In the last couple of months, this column has sought answers to the question regarding the future of Minneapolis Police Chief Medaria Arradondo, including concerns with the proposed charter amendment to restructure the Minneapolis Police Department (MPD) so that the chief would report to the mayor and the 13-member council.
As interim chief, Arradondo’s job is to continue to lead the MPD until his term ends December 31, 2018.
With the end near, there needs to be a signal from Mayor Jacob Frey, who is the appointing authority, as to whether there is to be continuity or the time-taking process and turmoil of seeking a new chief from applicants across the country.
How will the whispers play out to the U.S. Department of Justice’s desire to place the MPD in federal receivership if it finds grounds?
Why isn’t concurrence given, as required under the provisions of the City charter? We are aware that some City Council members whisper that the chief is neither strong enough in his management of the MPD nor effective in providing public safety for a growing and prosperous population.
But, political agendas are not governing facts — hence the disturbing idea of having Chief Arradondo report to 14 bosses.
I submit and maintain that such whispers offer only false, agenda-driven analyses and premises, while the leadership of the liberal community of Minneapolis is silent regarding support for Chief Arradondo. Either acceptance or rejection should be stated with absolute clarity. If there is some reason for not supporting the permanent appointment of Chief Arradondo as head of the MPD, it should be put on the table and not discussed in whispers.

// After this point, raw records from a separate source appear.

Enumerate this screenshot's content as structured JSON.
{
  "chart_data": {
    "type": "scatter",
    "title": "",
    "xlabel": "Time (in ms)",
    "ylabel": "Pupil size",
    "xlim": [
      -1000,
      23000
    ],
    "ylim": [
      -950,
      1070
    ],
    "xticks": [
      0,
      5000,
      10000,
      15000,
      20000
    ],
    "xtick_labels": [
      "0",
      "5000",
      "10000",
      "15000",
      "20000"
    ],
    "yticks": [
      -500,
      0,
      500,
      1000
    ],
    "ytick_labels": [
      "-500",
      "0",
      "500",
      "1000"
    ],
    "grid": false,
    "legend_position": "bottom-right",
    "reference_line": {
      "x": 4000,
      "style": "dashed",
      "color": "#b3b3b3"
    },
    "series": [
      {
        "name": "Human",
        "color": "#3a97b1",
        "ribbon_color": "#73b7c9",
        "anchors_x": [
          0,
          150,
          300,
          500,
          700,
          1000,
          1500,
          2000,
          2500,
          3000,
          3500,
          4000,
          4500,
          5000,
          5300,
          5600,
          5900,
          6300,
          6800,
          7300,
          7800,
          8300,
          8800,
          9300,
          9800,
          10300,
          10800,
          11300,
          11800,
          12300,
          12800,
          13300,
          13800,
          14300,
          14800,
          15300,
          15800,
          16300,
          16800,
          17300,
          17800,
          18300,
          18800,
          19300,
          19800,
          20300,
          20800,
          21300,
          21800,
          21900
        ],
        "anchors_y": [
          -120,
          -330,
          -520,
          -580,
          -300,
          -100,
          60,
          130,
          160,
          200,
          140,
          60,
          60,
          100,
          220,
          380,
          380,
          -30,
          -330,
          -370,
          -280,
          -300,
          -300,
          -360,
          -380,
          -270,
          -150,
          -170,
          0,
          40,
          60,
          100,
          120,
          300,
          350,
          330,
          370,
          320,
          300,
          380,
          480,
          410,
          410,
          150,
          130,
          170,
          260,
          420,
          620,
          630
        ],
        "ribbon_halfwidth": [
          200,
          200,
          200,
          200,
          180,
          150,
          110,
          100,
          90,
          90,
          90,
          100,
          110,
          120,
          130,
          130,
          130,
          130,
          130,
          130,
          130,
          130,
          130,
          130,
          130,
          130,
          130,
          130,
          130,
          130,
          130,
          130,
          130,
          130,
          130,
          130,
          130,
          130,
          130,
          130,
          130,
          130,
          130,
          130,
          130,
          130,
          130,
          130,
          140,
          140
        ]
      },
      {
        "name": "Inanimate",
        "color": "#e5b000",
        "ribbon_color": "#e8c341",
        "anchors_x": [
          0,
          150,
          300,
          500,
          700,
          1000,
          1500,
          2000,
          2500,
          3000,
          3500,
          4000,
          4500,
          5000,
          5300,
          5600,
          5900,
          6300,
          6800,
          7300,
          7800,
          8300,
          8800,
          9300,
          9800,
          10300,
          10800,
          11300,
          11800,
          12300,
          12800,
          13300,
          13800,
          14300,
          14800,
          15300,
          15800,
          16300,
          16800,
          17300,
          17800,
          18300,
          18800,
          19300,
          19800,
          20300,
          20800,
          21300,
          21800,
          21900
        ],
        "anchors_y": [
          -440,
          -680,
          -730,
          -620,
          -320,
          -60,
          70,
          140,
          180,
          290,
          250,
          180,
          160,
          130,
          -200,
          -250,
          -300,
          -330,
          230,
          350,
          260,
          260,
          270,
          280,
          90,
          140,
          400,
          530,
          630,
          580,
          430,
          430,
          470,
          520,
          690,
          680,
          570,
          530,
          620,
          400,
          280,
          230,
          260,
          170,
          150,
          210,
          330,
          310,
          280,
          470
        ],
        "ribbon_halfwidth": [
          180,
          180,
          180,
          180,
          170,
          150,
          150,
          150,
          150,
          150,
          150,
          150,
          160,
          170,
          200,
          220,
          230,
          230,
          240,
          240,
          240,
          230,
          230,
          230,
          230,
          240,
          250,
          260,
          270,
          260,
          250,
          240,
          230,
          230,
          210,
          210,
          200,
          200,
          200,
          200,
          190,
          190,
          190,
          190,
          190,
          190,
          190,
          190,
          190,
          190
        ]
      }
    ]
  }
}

The department needs, and its chief must insist on, the strongest possible support and endorsement. At a time when the City of Minneapolis will be in the national spotlight in regards to national events (including the NCAA Final Four), the city needs a strong department and strong chief. In a word: Arradondo.

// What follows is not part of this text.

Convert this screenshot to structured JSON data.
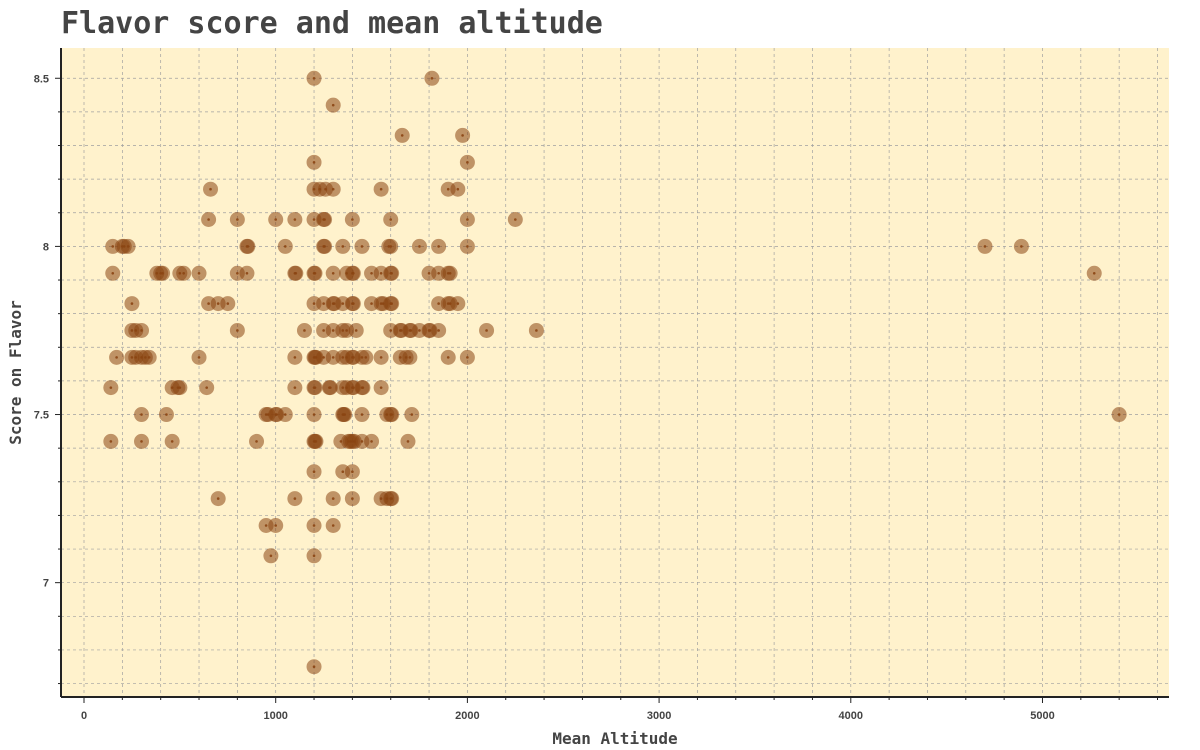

I say the interim chief has earned the permanent title and appointment. His being the first Black chief in MPD history is an added benefit to help include all so as to avoid becoming another Chicago.
I do not enjoy raising the question of race, but I, too, have heard the whispers and the statements of City Hall and DFL leadership in regards to the issue of race.
The attempt to impose 13 new bosses for Chief Arradondo to report to was a clear attempt to bring into discussion the long since discredited, yet still, notions by some regarding the intelligence and abilities of a Black man.
We must remember, that if not for the leadership of former Council President Barb Johnson, the coalition needed to support his appointment would not have held.
This kind of gamesmanship does not serve the city well and mocks our liberal pride. It does not speak to providing an MPD working to keep the entire city safe, unlike in other cities.
Arradondo is needed by Minneapolis. He and the MPD are what keep Minneapolis from falling apart. As a progressive city, we must commit to doing the right thing and act with integrity and honesty. That includes appointing Arradondo to permanent status as chief.